Morts à quelques mois d’intervalle, dans cette période particulièrement violente que fut l’année 1996 en Algérie, Pierre Claverie, et Christian de Chergé, l’un père dominicain nommé évêque d’Oran en 1981, pasteur d’un diocèse certes modeste, mais tout de même bien vivant, l’autre moine trappiste puis prieur de la communauté Notre-Dame de l’Atlas, près de Médéa, se connaissaient bien, s’appréciaient, se critiquaient aussi parfois.
Le monastère de Tibhirine – « le jardin » – est devenu célèbre, à son corps défendant, depuis la mort de sept de ses neuf moines et la publication presque immédiate du « Testament spirituel » de Frère Christian, mais le monastère était quasi inconnu en Algérie, hors de la communauté chrétienne, jusqu’aux tristes événements de Mai 1996. Le film « Des hommes et des dieux » ou le DVD « le Testament de Tibighine », ont permis à un large public de découvrir l’existence de ces moines en milieu musulman algérien.
Pierre Claverie est né le 8 Mai 1938 à Bab el Oued, quartier populaire d’Alger, de parents pieds-noirs depuis quatre générations. Il fréquente assidûment dans sa jeunesse la troupe des scouts dominicains d’Alger. En 1957, à 19 ans, il rejoint la métropole pour faire des études d’ingénieur, avant d’entrer fin 58 chez les Dominicains. C’est là que ses yeux vont s’ouvrir sur la réalité de l’Algérie, de la jeunesse qu’il y a vécu, et tout particulièrement de cette « bulle coloniale » dans laquelle il était enfermé et dont il parlera ensuite souvent. Il élargira même le concept à la « bulle catholique », la « bulle chrétienne », voire « la bulle occidentale ». Ordonné prêtre en 65, il rejoint en 67, selon son souhait, le couvent dominicain d’Alger, et il devient directeur du Centre des Glycines. Nommé Evêque d’Oran en 81, il remplace Mgr Henri Teissier, lui-même nommé archevêque d’Alger. Il exercera sa charge jusqu’au 1er Août 1996, date de son assassinat dans son évêché, de retour d’un voyage à Alger.

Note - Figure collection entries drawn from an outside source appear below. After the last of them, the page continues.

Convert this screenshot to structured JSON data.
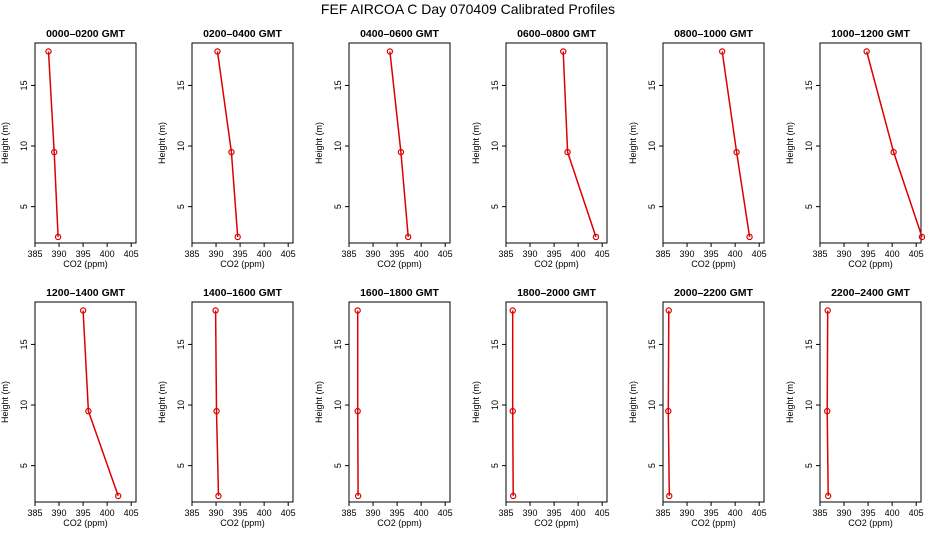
{
  "figure": {
    "title": "FEF AIRCOA C  Day 070409  Calibrated Profiles"
  },
  "colors": {
    "series": "#dd0000",
    "axis": "#000000",
    "background": "#ffffff"
  },
  "chart_data": [
    {
      "type": "line",
      "title": "0000–0200 GMT",
      "xlabel": "CO2 (ppm)",
      "ylabel": "Height (m)",
      "xlim": [
        385,
        406
      ],
      "ylim": [
        2,
        18.5
      ],
      "xticks": [
        385,
        390,
        395,
        400,
        405
      ],
      "yticks": [
        5,
        10,
        15
      ],
      "series": [
        {
          "name": "profile",
          "x": [
            389.8,
            389.0,
            387.8
          ],
          "y": [
            2.5,
            9.5,
            17.8
          ]
        }
      ]
    },
    {
      "type": "line",
      "title": "0200–0400 GMT",
      "xlabel": "CO2 (ppm)",
      "ylabel": "Height (m)",
      "xlim": [
        385,
        406
      ],
      "ylim": [
        2,
        18.5
      ],
      "xticks": [
        385,
        390,
        395,
        400,
        405
      ],
      "yticks": [
        5,
        10,
        15
      ],
      "series": [
        {
          "name": "profile",
          "x": [
            394.5,
            393.2,
            390.3
          ],
          "y": [
            2.5,
            9.5,
            17.8
          ]
        }
      ]
    },
    {
      "type": "line",
      "title": "0400–0600 GMT",
      "xlabel": "CO2 (ppm)",
      "ylabel": "Height (m)",
      "xlim": [
        385,
        406
      ],
      "ylim": [
        2,
        18.5
      ],
      "xticks": [
        385,
        390,
        395,
        400,
        405
      ],
      "yticks": [
        5,
        10,
        15
      ],
      "series": [
        {
          "name": "profile",
          "x": [
            397.3,
            395.8,
            393.5
          ],
          "y": [
            2.5,
            9.5,
            17.8
          ]
        }
      ]
    },
    {
      "type": "line",
      "title": "0600–0800 GMT",
      "xlabel": "CO2 (ppm)",
      "ylabel": "Height (m)",
      "xlim": [
        385,
        406
      ],
      "ylim": [
        2,
        18.5
      ],
      "xticks": [
        385,
        390,
        395,
        400,
        405
      ],
      "yticks": [
        5,
        10,
        15
      ],
      "series": [
        {
          "name": "profile",
          "x": [
            403.7,
            397.8,
            396.9
          ],
          "y": [
            2.5,
            9.5,
            17.8
          ]
        }
      ]
    },
    {
      "type": "line",
      "title": "0800–1000 GMT",
      "xlabel": "CO2 (ppm)",
      "ylabel": "Height (m)",
      "xlim": [
        385,
        406
      ],
      "ylim": [
        2,
        18.5
      ],
      "xticks": [
        385,
        390,
        395,
        400,
        405
      ],
      "yticks": [
        5,
        10,
        15
      ],
      "series": [
        {
          "name": "profile",
          "x": [
            403.0,
            400.3,
            397.3
          ],
          "y": [
            2.5,
            9.5,
            17.8
          ]
        }
      ]
    },
    {
      "type": "line",
      "title": "1000–1200 GMT",
      "xlabel": "CO2 (ppm)",
      "ylabel": "Height (m)",
      "xlim": [
        385,
        406
      ],
      "ylim": [
        2,
        18.5
      ],
      "xticks": [
        385,
        390,
        395,
        400,
        405
      ],
      "yticks": [
        5,
        10,
        15
      ],
      "series": [
        {
          "name": "profile",
          "x": [
            406.2,
            400.3,
            394.7
          ],
          "y": [
            2.5,
            9.5,
            17.8
          ]
        }
      ]
    },
    {
      "type": "line",
      "title": "1200–1400 GMT",
      "xlabel": "CO2 (ppm)",
      "ylabel": "Height (m)",
      "xlim": [
        385,
        406
      ],
      "ylim": [
        2,
        18.5
      ],
      "xticks": [
        385,
        390,
        395,
        400,
        405
      ],
      "yticks": [
        5,
        10,
        15
      ],
      "series": [
        {
          "name": "profile",
          "x": [
            402.3,
            396.1,
            395.0
          ],
          "y": [
            2.5,
            9.5,
            17.8
          ]
        }
      ]
    },
    {
      "type": "line",
      "title": "1400–1600 GMT",
      "xlabel": "CO2 (ppm)",
      "ylabel": "Height (m)",
      "xlim": [
        385,
        406
      ],
      "ylim": [
        2,
        18.5
      ],
      "xticks": [
        385,
        390,
        395,
        400,
        405
      ],
      "yticks": [
        5,
        10,
        15
      ],
      "series": [
        {
          "name": "profile",
          "x": [
            390.5,
            390.1,
            389.9
          ],
          "y": [
            2.5,
            9.5,
            17.8
          ]
        }
      ]
    },
    {
      "type": "line",
      "title": "1600–1800 GMT",
      "xlabel": "CO2 (ppm)",
      "ylabel": "Height (m)",
      "xlim": [
        385,
        406
      ],
      "ylim": [
        2,
        18.5
      ],
      "xticks": [
        385,
        390,
        395,
        400,
        405
      ],
      "yticks": [
        5,
        10,
        15
      ],
      "series": [
        {
          "name": "profile",
          "x": [
            386.9,
            386.8,
            386.8
          ],
          "y": [
            2.5,
            9.5,
            17.8
          ]
        }
      ]
    },
    {
      "type": "line",
      "title": "1800–2000 GMT",
      "xlabel": "CO2 (ppm)",
      "ylabel": "Height (m)",
      "xlim": [
        385,
        406
      ],
      "ylim": [
        2,
        18.5
      ],
      "xticks": [
        385,
        390,
        395,
        400,
        405
      ],
      "yticks": [
        5,
        10,
        15
      ],
      "series": [
        {
          "name": "profile",
          "x": [
            386.5,
            386.4,
            386.4
          ],
          "y": [
            2.5,
            9.5,
            17.8
          ]
        }
      ]
    },
    {
      "type": "line",
      "title": "2000–2200 GMT",
      "xlabel": "CO2 (ppm)",
      "ylabel": "Height (m)",
      "xlim": [
        385,
        406
      ],
      "ylim": [
        2,
        18.5
      ],
      "xticks": [
        385,
        390,
        395,
        400,
        405
      ],
      "yticks": [
        5,
        10,
        15
      ],
      "series": [
        {
          "name": "profile",
          "x": [
            386.3,
            386.1,
            386.2
          ],
          "y": [
            2.5,
            9.5,
            17.8
          ]
        }
      ]
    },
    {
      "type": "line",
      "title": "2200–2400 GMT",
      "xlabel": "CO2 (ppm)",
      "ylabel": "Height (m)",
      "xlim": [
        385,
        406
      ],
      "ylim": [
        2,
        18.5
      ],
      "xticks": [
        385,
        390,
        395,
        400,
        405
      ],
      "yticks": [
        5,
        10,
        15
      ],
      "series": [
        {
          "name": "profile",
          "x": [
            386.7,
            386.5,
            386.6
          ],
          "y": [
            2.5,
            9.5,
            17.8
          ]
        }
      ]
    }
  ]
}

Christian de Chergé est né à Colmar en 1937 dans une famille de militaires, ce qui l’amène à passer une partie de son enfance à Alger où son père est commandant. Il entre au séminaire des Carmes, à Paris, en 1956, et fera son service militaire en Algérie, où un musulman, garde-champêtre va lui sauver la vie. Moment éminemment important dans le cheminement spirituel de Christian. Il est ordonné prêtre en 1964 au séminaire des Carmes à Paris, et sera pendant trois ans chapelain au Sacré Cœur de Montmartre. Il s’oriente quelques années plus tard vers les Trappistes, et il choisit en 1969 d’entrer au monastère de Tibhirine où il arrive en 71. Il étudie la langue et la culture arabe, en plus du latin, du grec et de l’hébreu qui avaient fait partie de son cursus universitaire aux Carmes. Il devient prieur de « Notre Dame de l’Atlas » en 1984 et le sera jusqu’à sa mort en Mai 1996.
Deux itinéraires somme toute assez proches, ils sont nés à un an d’intervalle, ont tous deux connus l’Algérie au cours de leur jeunesse, ont choisi, l’un et l’autre de revenir en Algérie à deux ans d’intervalle…et sont morts assassinés à quels mois l’un de l’autre.
Deux personnes qui, bien que très différentes dans leurs tempéraments, que bien des aspects rapprochent aussi. Ce sont surtout ces similitudes, ces parallélismes parfois assez étonnants que je voudrais mettre en lumière.
Un « passé fondateur » en Algérie –
Cette « alliance » avec l’Algérie et les algériens, qui marquera la vie de Pierre Claverie date de son enfance à Bab El Oued et sa prise de conscience quand il avait une vingtaine d’année de « la bulle » dans laquelle il vivait. Il vit alors une véritable « conversion », un vrai retournement.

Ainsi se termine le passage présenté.